48. ELISA

31 8 14
                                    

Castle, Halsey.

— VOUS SAVEZ QUE VOUS ALLEZ MOURIR, n'est-ce pas?

Les mots avaient été prononcés, secs, francs, sans une once d'ironie. Le chancelier les avait lancés à Elisa, non pour l'accabler, mais davantage à titre d'informations, de chef à cheffe.

— Qui ne meurt pas, de toute façon?

Elle avait, comme tous les autres rebelles, dormi pendant près de douze heures, sous l'effet de sédatifs ingérés avec la nourriture qui les contenaient. À son réveil, elle s'était sentie déboussolée, prise d'un sentiment d'angoisse et de confusion, mais sa résilience acquise au fil des années avait bientôt calmé son esprit tiraillé.

En effet, ils avaient été trahis; certes, ils avaient été emmenés par la police; sans doute ils ne pourraient mener à bien leur projet, et ils mourraient sans que de réels changements n'aient eu lieu. Cependant, ils partiraient le sourire aux lèvres d'avoir défié les dirigeants, de les avoir assez provoqués pour qu'ils craignent leur puissance et cherchent à les éliminer. Alors, les dirigeants garderaient en tête que le bien ne pouvait être vaincu, même par la mort, qu'il persistait sans s'éteindre jamais, que leur système, lui, n'était pas éternel. Le mal était vulnérable et avait flanché.

La chancelière avait été tirée de sa salle de pénitence, occupée par une poignée de jeunes femmes rebelles. Néanmoins, il en manquait — étaient-elles autre part ou avaient-elles été tuées durant la nuit? Une femme au chemisier blanc et au pantalon de tailleur bleu clair, accordé à la teinte de ses cheveux tirés en un chignon serré, l'avait escortée à travers un couloir d'un blanc criard, pourvu d'une multitude de portes, menant, certaines, à d'autres couloirs. C'était un fabuleux dédale duquel il aurait été difficile de s'évader sans un guide averti et habitué aux lieux.

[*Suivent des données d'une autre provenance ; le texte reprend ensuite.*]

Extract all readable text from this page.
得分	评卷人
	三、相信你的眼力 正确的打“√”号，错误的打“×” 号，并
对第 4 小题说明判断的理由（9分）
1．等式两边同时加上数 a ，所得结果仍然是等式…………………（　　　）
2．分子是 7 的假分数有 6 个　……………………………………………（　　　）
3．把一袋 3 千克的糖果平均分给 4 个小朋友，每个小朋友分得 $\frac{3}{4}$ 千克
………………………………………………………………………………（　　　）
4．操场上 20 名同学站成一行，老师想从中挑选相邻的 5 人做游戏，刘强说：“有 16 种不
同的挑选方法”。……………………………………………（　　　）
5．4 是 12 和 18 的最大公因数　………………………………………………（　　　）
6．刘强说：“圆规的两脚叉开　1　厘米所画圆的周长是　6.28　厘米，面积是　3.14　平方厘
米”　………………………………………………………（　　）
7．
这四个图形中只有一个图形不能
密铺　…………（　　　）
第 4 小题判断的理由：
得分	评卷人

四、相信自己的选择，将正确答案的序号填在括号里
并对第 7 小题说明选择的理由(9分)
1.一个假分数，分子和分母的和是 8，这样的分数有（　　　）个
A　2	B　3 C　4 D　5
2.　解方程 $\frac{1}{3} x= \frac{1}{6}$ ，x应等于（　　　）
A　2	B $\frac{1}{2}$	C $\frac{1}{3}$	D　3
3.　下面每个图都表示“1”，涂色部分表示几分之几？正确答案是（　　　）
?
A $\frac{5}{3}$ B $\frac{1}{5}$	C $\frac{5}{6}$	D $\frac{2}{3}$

La femme au visage parsemé de plusieurs rides, particulièrement au coin des yeux et de la bouche, s'était ensuite retrouvée assise en face du chancelier du Milieu, de cinq ans plus jeune qu'elle, dans une pièce ne contenant qu'à peine une table, nue de toute autre ouverture que la porte. Dans l'air grésillait doucement les sources de lumière du plafonnier.

— Certes, nous sommes mortels. Je signifiais par-là que nous prendrons votre vie, nous sommes ceux qui vous ont condamnée.

— Vous ne faites que votre travail, admit la chancelière.

— N'auriez-vous pas aimé vivre plus longtemps? Dites-moi.

— Pourquoi ces questions? Est-ce pour me déclarer que je suis déjà morte que vous m'avez emmenée ici?

Les commissures des lèvres de l'homme s'étirèrent en un sourire amusé. Il connaissait Elisa depuis de longues années, peut-être plus de dix ans. Sa réputation la précédait à l'époque où elle travaillait pour le gouvernement, dans le Milieu, et son nom courait toujours sur les lèvres, même après son exil forcé. La femme était une force de la nature, douée d'une éloquence évidente et des qualités de dirigeante innées. Elisa était née pour bouleverser, et, par-là, elle était faite pour être morte.

— C'était simplement pour vous tenir au parfum. Je voulais vous parler, discuter avec vous. Vous savez que tout le monde vous connaît ici? Vous jouissez d'une grande notoriété, et c'est d'ailleurs l'une des raisons qui a causé votre condamnation.

— Je le sais. Je préfère être connue pour mes actions et mourir pour elles, que de ne pas agir et vivre vieille. N'être que de passage... c'est désolant. Il faut faire que notre présence compte, et je crois avoir réussi.

— Nous ne sommes rien dans cet univers, dans cette galaxie, rappela l'homme, l'écoutant avec attention.

— Pourtant, nous nous sommes donné la peine de créer la civilisation, de construire des villes, des sociétés, concevoir des langues, des traditions, des fêtes, tout un système. En effet, nous ne sommes rien dans cet univers, rien de plus qu'une poussière sur un tapis, mais nous faisons partie d'un tout sur Terre, un tout pour lequel nous ne pouvons nous résigner entièrement à contempler de loin. Quoi que nous fassions, nous faisons corps avec la matrice, nous sommes intégrés à la mécanique humaine par notre simple présence. Nous vivons en les autres, pour les autres, puisque nous sommes un autre pour nous-mêmes également, comme il est établi que nous nous découvrons chaque jour un peu plus sans jamais nous connaître totalement. J'ai choisi de me servir de ma voix, de mon esprit pour aider le monde à progresser sur le sentier de la rédemption. Si je meurs en ayant semé le doute dans même un esprit, alors je n'aurais pas échoué.